Photo by jpstanley via Flickr

Photo by jpstanley via Flickr

A few week’s ago, as a birthday treat for my boyfriend, we went to Greenwich Observatory for a special evening viewing through their telescope. We had the planetarium pretty much to ourselves and then the sky cleared after a cloudy day and two enthusiastic astronomers guided us through the darkness. Greenwich’s telescope is rather unique, the biggest of it’s kind in Europe (don’t ask me what kind, I wasn’t paying that much attention, I was too starstuck… hohoho) and after looking at a double star and the Andromoda galaxy, it was the Orion Nebula that got me.
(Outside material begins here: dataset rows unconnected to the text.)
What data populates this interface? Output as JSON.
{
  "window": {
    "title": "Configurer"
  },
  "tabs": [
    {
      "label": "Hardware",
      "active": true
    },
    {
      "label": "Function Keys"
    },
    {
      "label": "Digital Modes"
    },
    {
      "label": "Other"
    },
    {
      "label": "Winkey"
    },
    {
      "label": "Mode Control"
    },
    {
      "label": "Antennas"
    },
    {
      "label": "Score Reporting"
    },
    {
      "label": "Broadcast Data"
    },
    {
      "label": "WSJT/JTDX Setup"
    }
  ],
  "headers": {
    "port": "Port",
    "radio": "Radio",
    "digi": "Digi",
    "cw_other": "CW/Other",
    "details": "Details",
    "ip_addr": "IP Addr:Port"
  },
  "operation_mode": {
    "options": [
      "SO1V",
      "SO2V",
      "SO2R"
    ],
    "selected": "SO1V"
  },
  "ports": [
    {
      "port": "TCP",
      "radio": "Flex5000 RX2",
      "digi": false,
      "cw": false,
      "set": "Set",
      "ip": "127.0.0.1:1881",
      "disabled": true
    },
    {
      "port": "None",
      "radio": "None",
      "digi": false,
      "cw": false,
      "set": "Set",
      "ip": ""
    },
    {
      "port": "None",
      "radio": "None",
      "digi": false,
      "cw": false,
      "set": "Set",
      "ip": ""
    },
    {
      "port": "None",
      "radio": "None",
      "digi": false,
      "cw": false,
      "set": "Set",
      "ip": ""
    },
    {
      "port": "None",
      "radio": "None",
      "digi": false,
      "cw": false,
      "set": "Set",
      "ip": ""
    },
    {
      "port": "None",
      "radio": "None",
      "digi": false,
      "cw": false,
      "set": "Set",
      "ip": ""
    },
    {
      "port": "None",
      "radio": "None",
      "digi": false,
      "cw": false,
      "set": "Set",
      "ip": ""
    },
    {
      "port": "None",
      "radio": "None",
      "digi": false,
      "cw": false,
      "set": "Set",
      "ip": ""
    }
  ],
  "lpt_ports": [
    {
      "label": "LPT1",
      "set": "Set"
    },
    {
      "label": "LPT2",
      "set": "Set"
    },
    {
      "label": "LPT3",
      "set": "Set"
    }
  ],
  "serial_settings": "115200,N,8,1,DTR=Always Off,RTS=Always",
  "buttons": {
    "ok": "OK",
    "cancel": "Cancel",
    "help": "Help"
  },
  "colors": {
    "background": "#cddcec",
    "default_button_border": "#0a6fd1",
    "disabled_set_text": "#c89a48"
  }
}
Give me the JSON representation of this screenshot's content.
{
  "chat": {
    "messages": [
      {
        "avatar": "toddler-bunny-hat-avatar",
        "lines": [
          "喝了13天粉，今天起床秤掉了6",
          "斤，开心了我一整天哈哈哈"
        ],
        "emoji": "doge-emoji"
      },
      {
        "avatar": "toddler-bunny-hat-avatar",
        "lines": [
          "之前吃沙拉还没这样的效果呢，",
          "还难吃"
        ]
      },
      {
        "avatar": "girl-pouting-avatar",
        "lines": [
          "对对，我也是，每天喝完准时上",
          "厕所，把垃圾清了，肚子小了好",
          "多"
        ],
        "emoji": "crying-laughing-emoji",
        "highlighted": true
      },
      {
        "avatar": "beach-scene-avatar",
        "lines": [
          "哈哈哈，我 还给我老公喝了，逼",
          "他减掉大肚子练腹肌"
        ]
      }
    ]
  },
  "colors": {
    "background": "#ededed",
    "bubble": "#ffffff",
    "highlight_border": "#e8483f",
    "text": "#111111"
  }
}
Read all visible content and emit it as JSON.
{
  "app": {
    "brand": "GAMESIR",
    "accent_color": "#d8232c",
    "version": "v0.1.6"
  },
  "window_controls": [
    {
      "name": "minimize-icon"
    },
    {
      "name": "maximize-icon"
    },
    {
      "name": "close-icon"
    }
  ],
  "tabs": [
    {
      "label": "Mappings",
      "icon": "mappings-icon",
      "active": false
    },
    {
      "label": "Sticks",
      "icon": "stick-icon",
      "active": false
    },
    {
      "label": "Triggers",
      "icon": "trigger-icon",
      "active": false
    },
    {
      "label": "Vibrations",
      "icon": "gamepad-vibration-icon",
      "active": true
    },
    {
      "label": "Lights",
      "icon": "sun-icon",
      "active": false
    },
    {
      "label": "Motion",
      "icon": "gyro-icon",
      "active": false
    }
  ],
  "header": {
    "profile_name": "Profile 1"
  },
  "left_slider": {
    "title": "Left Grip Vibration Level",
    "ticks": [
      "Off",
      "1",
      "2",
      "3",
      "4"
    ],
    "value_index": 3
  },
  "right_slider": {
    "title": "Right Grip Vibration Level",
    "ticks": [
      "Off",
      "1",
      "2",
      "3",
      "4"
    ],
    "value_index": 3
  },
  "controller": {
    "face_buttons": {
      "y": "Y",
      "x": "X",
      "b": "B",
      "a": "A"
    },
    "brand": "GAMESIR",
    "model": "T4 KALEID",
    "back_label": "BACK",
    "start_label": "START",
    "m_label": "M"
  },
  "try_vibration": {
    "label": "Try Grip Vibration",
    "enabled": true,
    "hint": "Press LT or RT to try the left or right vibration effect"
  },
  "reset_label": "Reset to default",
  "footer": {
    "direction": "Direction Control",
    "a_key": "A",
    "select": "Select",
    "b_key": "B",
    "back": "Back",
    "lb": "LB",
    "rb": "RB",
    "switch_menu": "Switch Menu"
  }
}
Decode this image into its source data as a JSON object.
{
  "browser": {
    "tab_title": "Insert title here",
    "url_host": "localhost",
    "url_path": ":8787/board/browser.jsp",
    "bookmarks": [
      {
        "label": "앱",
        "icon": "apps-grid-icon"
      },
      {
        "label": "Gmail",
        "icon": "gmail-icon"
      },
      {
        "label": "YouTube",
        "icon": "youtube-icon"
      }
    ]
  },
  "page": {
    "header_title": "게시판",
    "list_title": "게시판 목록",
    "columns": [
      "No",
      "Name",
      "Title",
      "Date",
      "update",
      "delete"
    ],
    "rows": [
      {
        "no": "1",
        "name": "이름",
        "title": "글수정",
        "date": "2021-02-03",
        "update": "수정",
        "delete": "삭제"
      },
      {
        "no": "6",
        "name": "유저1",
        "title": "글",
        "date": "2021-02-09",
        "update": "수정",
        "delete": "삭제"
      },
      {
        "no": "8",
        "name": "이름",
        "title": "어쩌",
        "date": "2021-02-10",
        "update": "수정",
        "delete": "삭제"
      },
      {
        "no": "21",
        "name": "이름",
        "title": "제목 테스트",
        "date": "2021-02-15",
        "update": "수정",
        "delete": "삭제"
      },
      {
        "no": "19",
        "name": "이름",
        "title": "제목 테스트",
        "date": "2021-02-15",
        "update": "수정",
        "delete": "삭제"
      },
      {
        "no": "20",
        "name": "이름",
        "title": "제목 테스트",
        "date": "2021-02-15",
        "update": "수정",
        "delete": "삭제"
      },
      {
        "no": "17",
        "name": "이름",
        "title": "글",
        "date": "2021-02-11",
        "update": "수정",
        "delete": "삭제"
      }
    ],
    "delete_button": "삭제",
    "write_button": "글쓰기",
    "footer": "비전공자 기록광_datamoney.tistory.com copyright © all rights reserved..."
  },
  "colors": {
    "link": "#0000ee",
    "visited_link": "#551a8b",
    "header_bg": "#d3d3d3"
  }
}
Taken by Diegokun, via Flickr

Taken by Diegokun, via Flickr

Up until this point, I wasn’t convinced I’d seen anything I couldn’t see with the naked eye, my imagination perhaps ruined by all the magnificent images we’re given by Hubble. Then I clambered up the little set of steps and peered through the eyepiece, to be truly astonished to see the detailed dust cloud around the bright trapezium of stars that forms the centre of the nebula.

Since then, I’ve been smitten and often find myself staring at the night sky, pleased that I can now pick out Venus, Sirius the dog star, Ursa Major, Polaris, Cassiopeia, The Pleiades and Andromeda. A few days ago I purchased my first pair of binoculars and a book to guide me around the night sky and tonight, as a tiny crescent moon and venus hung in the sky on my way home from work I thought I’d get to use them. Alas, the sky clouded over and I was left to wait for another day, but I thought I’d share my excitement anyway.